Durante el cocinado de los alimentos éste debe alcanzar el calor suficiente, estimándose como 70º C o más en el interior del mismo para garantizar la destrucción de gérmenes patógenos.

El cocinado insuficiente es especialmente peligroso en carne de ave (pollo) y picada (hamburguesa).

Nunca dejar alimentos preparados a temperatura ambiente

La temperatura ambiente favorece la multiplicación rápida de las bacterias y/o producción de toxinas en los alimentos, especialmente con las altas temperaturas del verano.

Si el alimento no va a ser consumido inmediatamente debe mantenerse en caliente o conservarse en frío.

Mantener los alimentos cocinados a temperatura adecuada

Los alimentos pueden mantenerse en caliente siempre y cuando la temperatura no sea menor de 65º C en el centro del alimento, que es la temperatura por encima de la cual no hay peligro de multiplicación bacteriana.

Calentar los alimentos de forma suficiente antes de consumirlos

Los alimentos que se han conservado en frío deben ser calentados antes de su consumo con rapidez y hasta alcanzar una temperatura mínima de 65º C en el centro del alimento. Si son alimentos que se consumen en frío, deben consumirse de inmediato.

Manipulación de los huevos frescos

Los huevos frescos se consideran responsables del 40% de las toxiinfecciones alimentarias.

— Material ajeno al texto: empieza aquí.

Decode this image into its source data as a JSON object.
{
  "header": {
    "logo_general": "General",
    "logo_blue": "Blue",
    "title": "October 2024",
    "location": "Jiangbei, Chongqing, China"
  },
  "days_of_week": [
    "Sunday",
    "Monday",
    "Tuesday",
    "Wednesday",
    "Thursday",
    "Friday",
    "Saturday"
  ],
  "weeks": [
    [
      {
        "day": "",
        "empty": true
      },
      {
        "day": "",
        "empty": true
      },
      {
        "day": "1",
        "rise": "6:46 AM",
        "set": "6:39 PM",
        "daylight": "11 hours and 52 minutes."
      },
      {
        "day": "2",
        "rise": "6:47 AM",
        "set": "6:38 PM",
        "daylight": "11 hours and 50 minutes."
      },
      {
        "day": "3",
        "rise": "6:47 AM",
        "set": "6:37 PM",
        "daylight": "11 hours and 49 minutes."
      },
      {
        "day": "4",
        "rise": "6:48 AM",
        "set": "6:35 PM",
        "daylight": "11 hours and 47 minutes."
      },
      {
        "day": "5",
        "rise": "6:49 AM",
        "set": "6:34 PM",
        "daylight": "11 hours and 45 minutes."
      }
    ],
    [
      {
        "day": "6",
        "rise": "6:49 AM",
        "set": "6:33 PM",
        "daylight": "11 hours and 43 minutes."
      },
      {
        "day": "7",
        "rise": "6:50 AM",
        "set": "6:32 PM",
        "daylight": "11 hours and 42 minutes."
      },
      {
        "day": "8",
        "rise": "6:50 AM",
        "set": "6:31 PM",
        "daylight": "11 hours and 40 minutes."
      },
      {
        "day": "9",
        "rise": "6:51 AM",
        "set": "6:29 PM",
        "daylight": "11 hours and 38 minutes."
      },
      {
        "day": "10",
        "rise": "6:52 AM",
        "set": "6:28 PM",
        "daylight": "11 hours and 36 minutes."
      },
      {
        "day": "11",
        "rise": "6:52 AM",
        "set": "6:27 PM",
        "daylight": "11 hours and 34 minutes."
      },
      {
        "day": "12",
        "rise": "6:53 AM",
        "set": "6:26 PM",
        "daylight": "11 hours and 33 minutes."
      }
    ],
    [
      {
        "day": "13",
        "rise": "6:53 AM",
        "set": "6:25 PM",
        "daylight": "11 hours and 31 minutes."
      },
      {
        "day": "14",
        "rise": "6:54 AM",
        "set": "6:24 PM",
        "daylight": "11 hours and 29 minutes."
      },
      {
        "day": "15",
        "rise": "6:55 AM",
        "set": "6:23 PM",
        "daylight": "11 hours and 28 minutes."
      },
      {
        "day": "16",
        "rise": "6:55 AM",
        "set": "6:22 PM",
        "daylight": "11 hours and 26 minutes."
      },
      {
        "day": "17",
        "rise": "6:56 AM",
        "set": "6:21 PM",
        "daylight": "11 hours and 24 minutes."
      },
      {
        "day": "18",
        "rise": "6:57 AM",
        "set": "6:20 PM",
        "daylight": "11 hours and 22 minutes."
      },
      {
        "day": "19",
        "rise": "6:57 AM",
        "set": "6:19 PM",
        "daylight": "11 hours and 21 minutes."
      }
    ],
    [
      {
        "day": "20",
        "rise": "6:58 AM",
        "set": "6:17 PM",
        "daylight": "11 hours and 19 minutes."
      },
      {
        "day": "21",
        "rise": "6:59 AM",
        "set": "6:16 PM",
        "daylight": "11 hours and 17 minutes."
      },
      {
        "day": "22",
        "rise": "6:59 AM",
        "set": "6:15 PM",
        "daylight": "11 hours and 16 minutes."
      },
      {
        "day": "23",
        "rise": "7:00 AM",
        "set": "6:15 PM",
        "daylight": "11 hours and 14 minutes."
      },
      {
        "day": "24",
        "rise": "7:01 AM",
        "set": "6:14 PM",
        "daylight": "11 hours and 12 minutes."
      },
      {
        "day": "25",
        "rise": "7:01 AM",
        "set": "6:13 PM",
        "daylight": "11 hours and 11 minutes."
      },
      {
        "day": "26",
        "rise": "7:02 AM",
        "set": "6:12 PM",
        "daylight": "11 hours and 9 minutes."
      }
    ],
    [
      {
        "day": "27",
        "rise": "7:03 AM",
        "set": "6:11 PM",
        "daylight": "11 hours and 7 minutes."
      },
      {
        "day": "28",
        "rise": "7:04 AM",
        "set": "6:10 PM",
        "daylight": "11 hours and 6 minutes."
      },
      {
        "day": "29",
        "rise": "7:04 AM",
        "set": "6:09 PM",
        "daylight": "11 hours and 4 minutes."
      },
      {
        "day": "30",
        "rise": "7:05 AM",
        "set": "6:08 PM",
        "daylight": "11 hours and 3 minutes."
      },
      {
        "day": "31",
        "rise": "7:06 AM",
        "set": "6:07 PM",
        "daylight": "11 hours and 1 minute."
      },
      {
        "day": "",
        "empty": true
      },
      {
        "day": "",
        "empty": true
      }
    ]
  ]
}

Por ello hay que prestar especial atención a su correcta manipulación:

  • Rechazar los que tengan fisuras o roturas
  • rechazar los que tengan suciedad -si la cáscara está sucia es más fácil que Salmonella haya penetrado en el interior-

Los huevos deben guardarse en el frigorífico, mantener el frigorífico limpio, rotar existencias: usar primero los huevos más viejos o menos frescos. No supone riesgo la aparición de “nubes” en la clara o una mancha de sangre en el huevo. Los huevos más frescos y sin manchas deben guardarse en todo caso para preparar alimentos cocinados a menor temperatura.

Los huevos con presencia de fisuras, cáscara débil, cercanos a la fecha de consumo, cáscara no completamente limpia… deben consumirse lo antes posible bien y cocinados.

Se pueden lavar los huevos con agua pero sólo aquéllos que vayan a consumirse inmediatamente, ya que el lavado destruye la protección natural de entrada a microorganismos. Elaborar el alimento que contenga huevo sin demoras.

  • Lavarse las manos adecuadamente las veces que sea necesario
  • Evitar cascar el huevo en el recipiente destinado a contener alimento, ni en lugares sucios
  • Para aumentar la resistencia de contaminación, al elaborar mayonesa debe añadirse vinagre para disminuir el pH, idealmente hasta 4.2.
  • Los alimentos elaborados con huevo u ovoproductos se deben conservar a una temperatura máxima de 8º C y ser consumidos antes de 24h.

Evitar la presencia de insectos, roedores y animales de compañía

No hay que olvidar que los animales pueden portar gérmenes patógenos y ser origen de contaminación de alimentos.

Utilizar exclusivamente agua para consumo humano

Para la preparación de alimentos debe utilizarse exclusivamente agua apta para consumo humano adecuadamente potabilizada. En caso de duda de su potabilidad puede desinfectarse con lejía que indique “apta para desinfección de agua” y en las dosis indicadas en el envase.